L’axe horizontal est celui des équinoxes, où jour et nuit sont de longueurs égales. On ne peut manquer de comparer ce phénomène d’égalité du jour et de la nuit à celui de l’aube et du crépuscule où nuit et jour sont mêlés jusqu’à l’indécision.

De même, les secteurs définis pour l’horloge s’appliquent au calendrier, le matin correspond au printemps, la journée à l’été, le soir à l’automne, et la nuit à l’hiver.

Figure 3 : le calendrier

Figure 4 : La rose des vents, les 8 axes de l’espace

 

L’exemple de comparaison des cycles journalier et saisonnier nous permet d’encore mieux comprendre la loi d’analogie, principal outil de la connaissance traditionnelle.
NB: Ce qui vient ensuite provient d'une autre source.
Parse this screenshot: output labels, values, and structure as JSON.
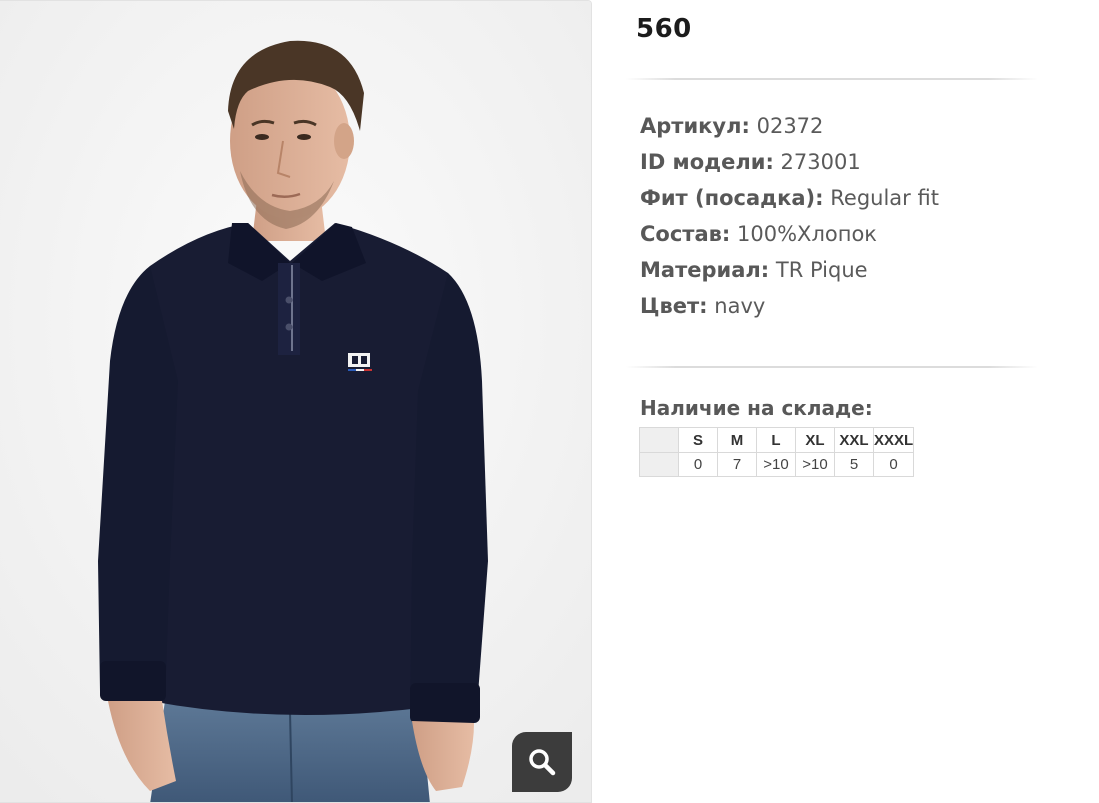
{
  "product": {
    "price": "560",
    "photo_alt": "Мужское поло с длинным рукавом navy"
  },
  "specs": [
    {
      "label": "Артикул:",
      "value": "02372"
    },
    {
      "label": "ID модели:",
      "value": "273001"
    },
    {
      "label": "Фит (посадка):",
      "value": "Regular fit"
    },
    {
      "label": "Состав:",
      "value": "100%Хлопок"
    },
    {
      "label": "Материал:",
      "value": "TR Pique"
    },
    {
      "label": "Цвет:",
      "value": "navy"
    }
  ],
  "stock": {
    "title": "Наличие на складе:",
    "sizes": [
      "S",
      "M",
      "L",
      "XL",
      "XXL",
      "XXXL"
    ],
    "quantities": [
      "0",
      "7",
      ">10",
      ">10",
      "5",
      "0"
    ]
  },
  "icons": {
    "zoom": "search-icon"
  },
  "colors": {
    "shirt": "#181c33",
    "zoom_button": "#3c3c3c",
    "text": "#5a5a5a"
  }
}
Chaque manifestation répondant à la loi des cycles, nous pourrons dorénavant comparer et identifier des manifestations partielles très différentes en apparence. À notre niveau, nous pourrons appliquer ces notions aux battements du cœur, au rythme de la respiration, à l’alternance des états de veille et de sommeil par exemple. La loi d’analogie s’applique rigoureusement dès que l’on possède le schéma universel que constituent les jalons et les secteurs d’un cycle.
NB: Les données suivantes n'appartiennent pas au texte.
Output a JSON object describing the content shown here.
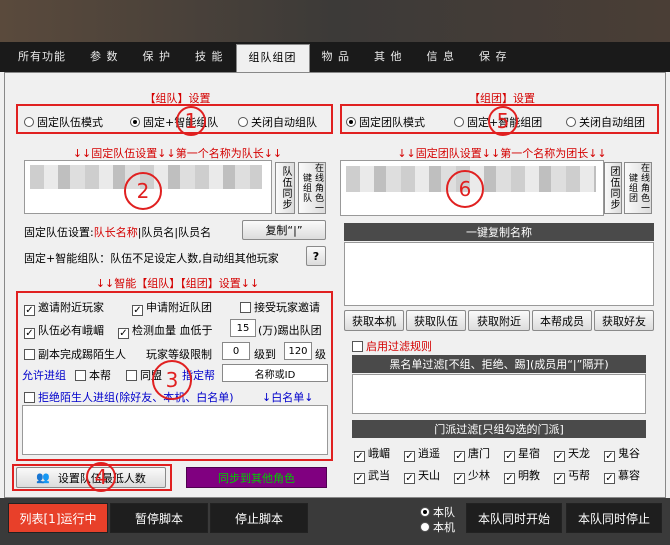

Ces jalons cycliques sont au nombre de huit. Comme toute manifestation s’inscrit entre Ciel et Sol, entre qualité et quantité, dans l’espace et le temps, nous pourrons dire que pour nous, toute manifestation se situe entre le cercle et le carré (entre le compas et l’équerre des bâtisseurs). En effet, l’heure chinoise valant deux de nos heures, il y en a douze par cycle, comme il y a douze mois dans l’année, le nombre douze représente la division naturelle du cercle.

Nous pourrons ainsi trouver la justification de symboles comme les huit directions de la rose de vents. (Figure 4 ci-contre).

L’octogone devient donc un passage entre le cercle, Ciel où les jalons sont temporels et successifs, et le carré, Sol où ils sont spatiaux et simultanés.